The moment Cuarón decides to end the one-shot, the impact it has on audiences is immediate. Finally allowed to take the deep breath that most had unconsciously been holding, we’re reoriented and ever-so-briefly able to get our bearings. There aren’t exactly many signposts or landmarks in space, so the film smartly cuts back to Earth with Stone tumbling in the foreground — away from the destroyed shuttle and from any hope of rescue.
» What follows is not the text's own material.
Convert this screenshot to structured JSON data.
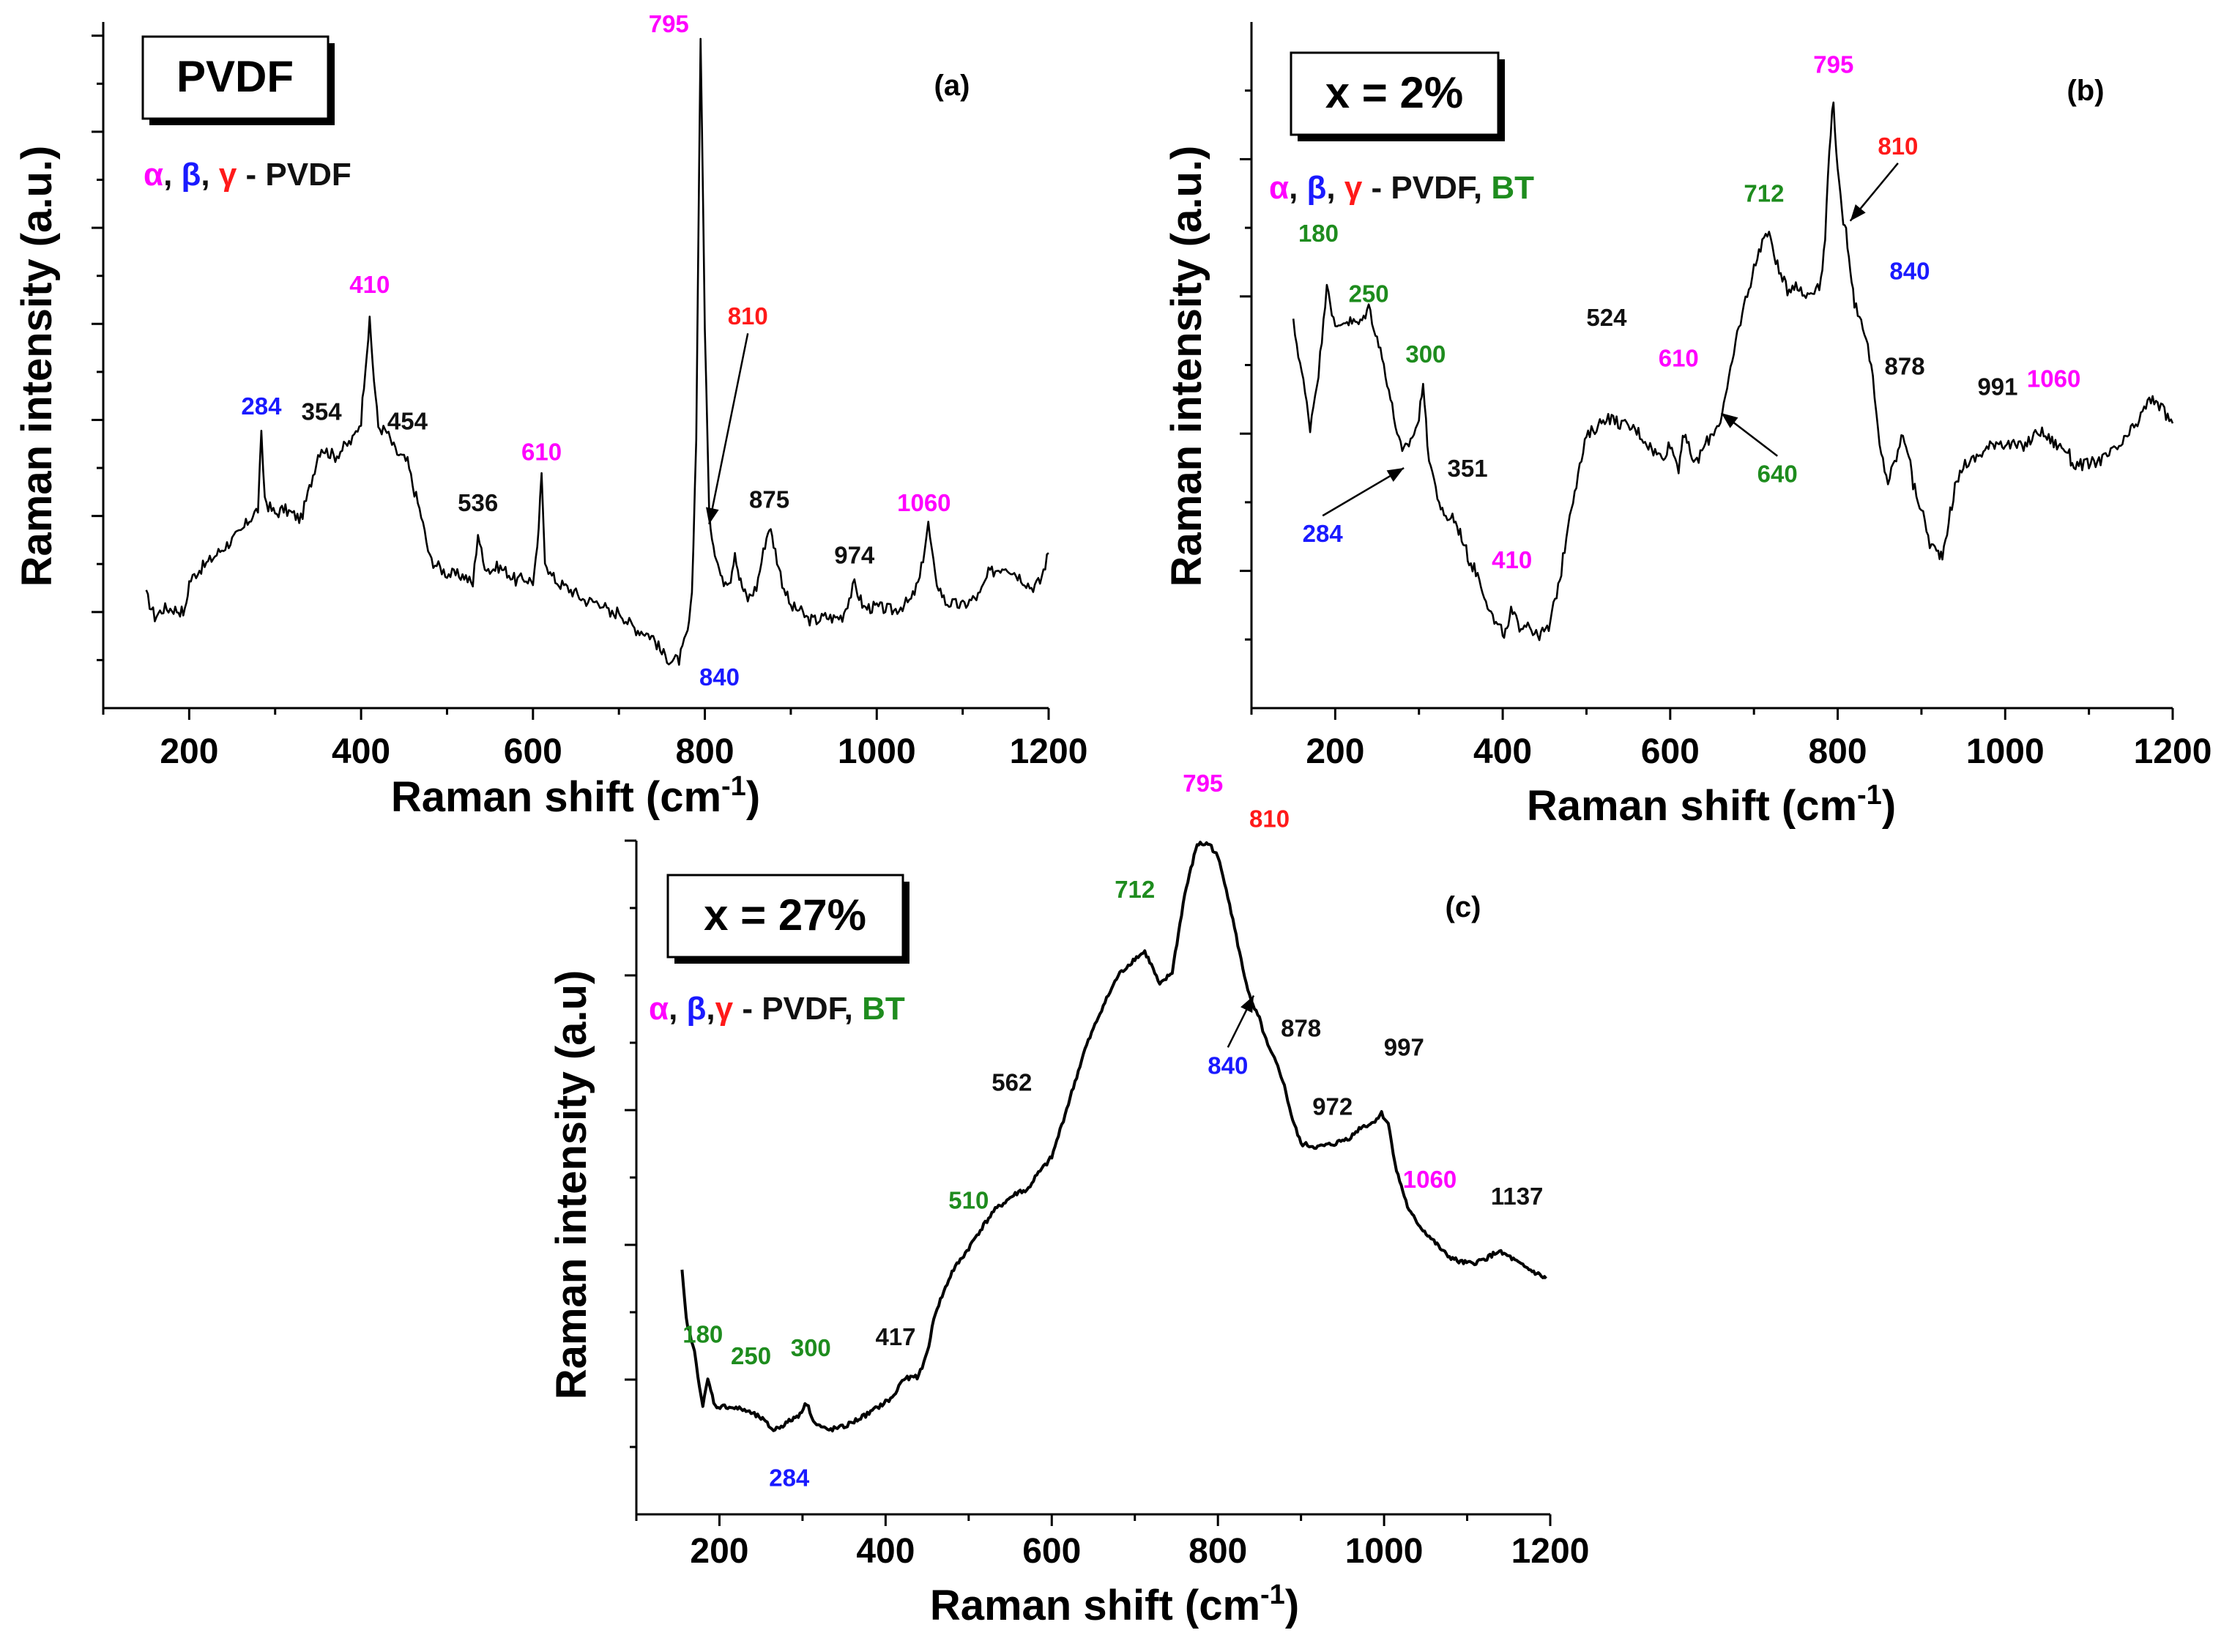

But what often gets lost in the hype of the initial one-shot sequence is the fact that the film immediately transitions into another one centered exclusively on Stone. As Kowalski desperately pleads with her over the radio to report her position, Cuarón and Lubezki heighten her fear by locking the camera onto her helmet as she tumbles uncontrollably and at a stomach-churning rate. Where they mostly relied on spectacle to this point, we’re now thrust right into Stone’s helmet along with her in the most intimate of the movie’s perspectives. Now in the shadow of the Earth, most viewers were likely too caught up in the action to even notice the dramatically shifted lighting. What once felt like a comforting and mundane mission in broad daylight now takes on a much more sinister aura in the depths of space, tempered only by Kowalski’s arrival. After managing to find Stone and tether themselves together, they make their way back to the ruined shuttle to take stock of their situation.
Although “Gravity” still relies on an abundance of longer shots throughout the rest of its runtime, there’s no denying the power of these early ones to help set the tone. Part roller coaster, part IMAX documentary, and part survival tale, “Gravity” has its opening oner to thank for teeing up the rest of the thrills to come.